En el ámbito de la crisis de la construcción, sus más negativos efectos emergen hoy en las haciendas locales, que afrontan un futuro complejo. Y, como en tantas otras cosas de este país, no hay un culpable individual de esos problemas. Entre todos la mataron y ella sola se murió, como reza el dicho. Nunca debió permitirse el uso de recursos extraordinarios, vinculados al patrimonio inmobiliario, para financiar gasto corriente. Pero no se evitó. Su utilización evitó plantear una reforma de las finanzas locales que hubiera presionado sobre las del Gobierno central, impidiéndole las alegrías en forma de reducción de impuestos que caracterizaron la pasada década.
En esta compleja situación, con un crecimiento lento en el medio plazo de los ingresos públicos y crecientes necesidades de gasto, ¿qué hacer? Hace unos días me inclinaba por el aumento de la presión fiscal sobre las rentas más altas, al igual que ha sucedido en Gran Bretaña. Esta es una parte del debate que el país debe efectuar, y no es de recibo que, a la que se plantea, se generalice de forma interesada hablando de subidas generalizadas de impuestos que nadie está proponiendo. Tras el aumento del IVA, y con la presión fiscal que soportan las clases medias, la discusión está en cuánto han de contribuir aquellos que más ingresan. Pero junto a esas posibles reformas de la imposición debe ponerse en primer plano la lucha contra el fraude fiscal, un cáncer que corroe nuestro sistema de valores, que justifica y estimula comportamientos insolidarios y que obliga a elevar la presión fiscal sobre los que no pueden evadir el control de la hacienda pública.
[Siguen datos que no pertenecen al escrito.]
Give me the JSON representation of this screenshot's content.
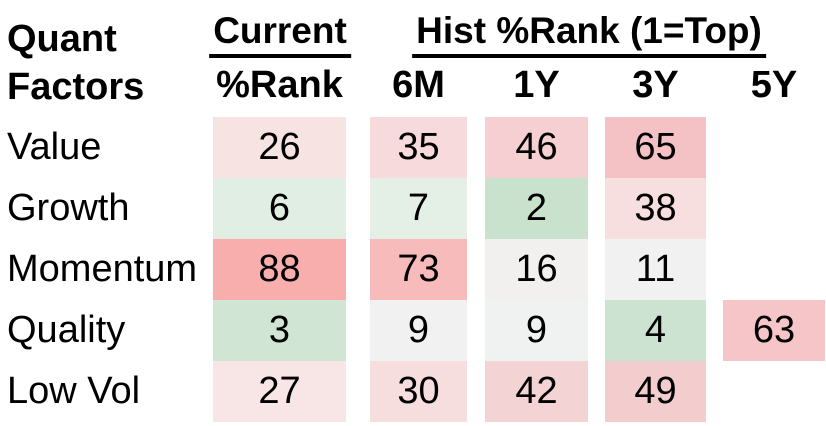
{
  "header": {
    "corner_line1": "Quant",
    "corner_line2": "Factors",
    "group_current": "Current",
    "group_hist": "Hist %Rank (1=Top)"
  },
  "columns": [
    "%Rank",
    "6M",
    "1Y",
    "3Y",
    "5Y"
  ],
  "table": {
    "rows": [
      {
        "label": "Value",
        "cells": [
          {
            "v": 26,
            "bg": "#F8E3E3"
          },
          {
            "v": 35,
            "bg": "#F7DBDC"
          },
          {
            "v": 46,
            "bg": "#F5CFD1"
          },
          {
            "v": 65,
            "bg": "#F4C2C4"
          }
        ]
      },
      {
        "label": "Growth",
        "cells": [
          {
            "v": 6,
            "bg": "#E1EEE3"
          },
          {
            "v": 7,
            "bg": "#E4F0E5"
          },
          {
            "v": 2,
            "bg": "#C8E2CD"
          },
          {
            "v": 38,
            "bg": "#F7DEDF"
          }
        ]
      },
      {
        "label": "Momentum",
        "cells": [
          {
            "v": 88,
            "bg": "#F9AEAE"
          },
          {
            "v": 73,
            "bg": "#F7BBBB"
          },
          {
            "v": 16,
            "bg": "#F2EFEF"
          },
          {
            "v": 11,
            "bg": "#F1F1F2"
          }
        ]
      },
      {
        "label": "Quality",
        "cells": [
          {
            "v": 3,
            "bg": "#D0E5D3"
          },
          {
            "v": 9,
            "bg": "#F1F1F1"
          },
          {
            "v": 9,
            "bg": "#F0F1F1"
          },
          {
            "v": 4,
            "bg": "#CDE3D1"
          },
          {
            "v": 63,
            "bg": "#F5C5C7"
          }
        ]
      },
      {
        "label": "Low Vol",
        "cells": [
          {
            "v": 27,
            "bg": "#F8E6E6"
          },
          {
            "v": 30,
            "bg": "#F6DEDE"
          },
          {
            "v": 42,
            "bg": "#F4D3D4"
          },
          {
            "v": 49,
            "bg": "#F3CCCE"
          }
        ]
      }
    ]
  },
  "chart_data": {
    "type": "heatmap",
    "title": "Quant Factors",
    "column_groups": [
      {
        "label": "Current",
        "columns": [
          "%Rank"
        ]
      },
      {
        "label": "Hist %Rank (1=Top)",
        "columns": [
          "6M",
          "1Y",
          "3Y",
          "5Y"
        ]
      }
    ],
    "columns": [
      "Current %Rank",
      "6M",
      "1Y",
      "3Y",
      "5Y"
    ],
    "rows": [
      "Value",
      "Growth",
      "Momentum",
      "Quality",
      "Low Vol"
    ],
    "values": [
      [
        26,
        35,
        46,
        65,
        null
      ],
      [
        6,
        7,
        2,
        38,
        null
      ],
      [
        88,
        73,
        16,
        11,
        null
      ],
      [
        3,
        9,
        9,
        4,
        63
      ],
      [
        27,
        30,
        42,
        49,
        null
      ]
    ],
    "scale": {
      "note": "1=Top",
      "low_color": "#C8E2CD",
      "mid_color": "#F1F1F2",
      "high_color": "#F9AEAE",
      "description": "low percentile ranks shaded green, mid neutral, high shaded red"
    },
    "layout": {
      "grid": false,
      "legend": false,
      "empty_cells_blank": true
    }
  }
}
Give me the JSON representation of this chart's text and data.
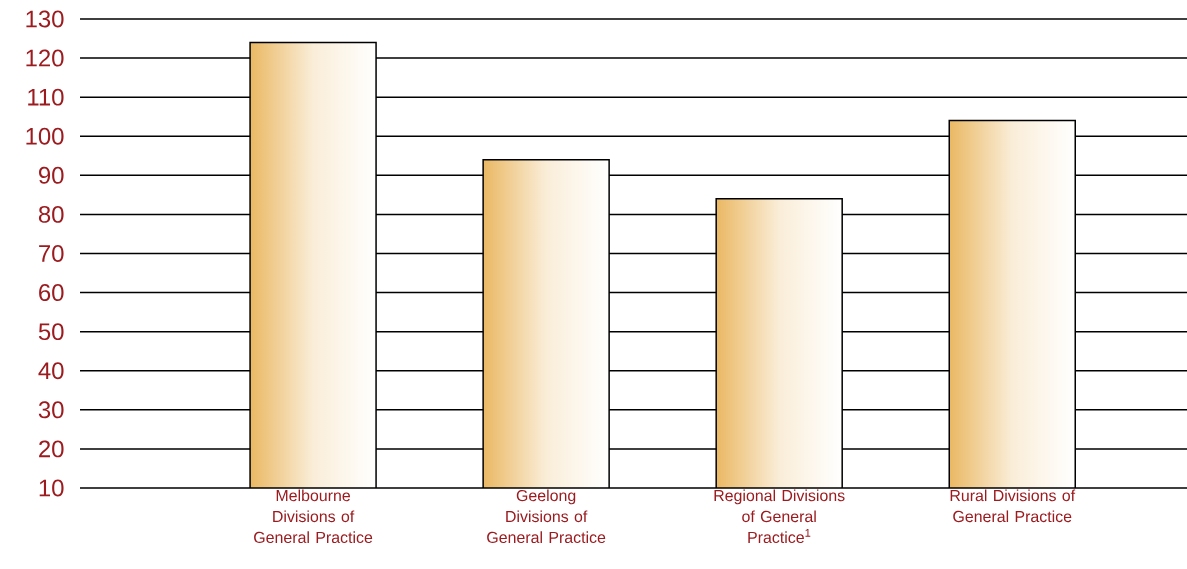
{
  "chart_data": {
    "type": "bar",
    "categories": [
      "Melbourne Divisions of General Practice",
      "Geelong Divisions of General Practice",
      "Regional Divisions of General Practice$^{1}$",
      "Rural Divisions of General Practice"
    ],
    "values": [
      124,
      94,
      84,
      104
    ],
    "color": "#eab863",
    "ylim": [
      10,
      130
    ],
    "yticks": [
      10,
      20,
      30,
      40,
      50,
      60,
      70,
      80,
      90,
      100,
      110,
      120,
      130
    ],
    "grid": "y"
  }
}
Sería muy deseable que el Gobierno central, en el debate que se prevé sobre fiscalidad en los presupuestos del Estado, presentase propuestas específicas de lucha contra el fraude. Quizá haya que rescatar aquello de los signos externos (como han hecho los griegos), o recuperar las facturas prestadas por determinados profesionales a efectos de ciertas desgravaciones en el impuesto sobre la renta. Pero algo hay que hacer en este ámbito. No podemos continuar con la generalizada creencia de que, si todos los contribuyentes pagasen lo que toca, la situación fiscal del país mejoraría sustancialmente y, al mismo tiempo, no articular políticas ambiciosas de reducción del fraude. Socialmente hablando, es mucho más que un problema de policía fiscal. Y aunque las experiencias italiana y griega de incautación de yates parecen tener efectos positivos, el combate contra el fraude no puede quedarse en este tipo de medidas.
Las bases fiscales que permitieron la desaparición del déficit en el pasado, y la mejora de tantos servicios públicos, se han deteriorado por un largo periodo de tiempo. Y las necesidades, por el creciente envejecimiento del país, no dejarán de aumentar. Hay que avanzar en la articulación de un nuevo pacto social, con una fiscalidad justa, que alcance por igual a todo tipo de rentas y que cierre el camino al fraude. Este es el debate que hay que lanzar. Esta es la obligación del Gobierno.
Josep Oliver Alonso, catedrático de Economía Aplicada en la UAB.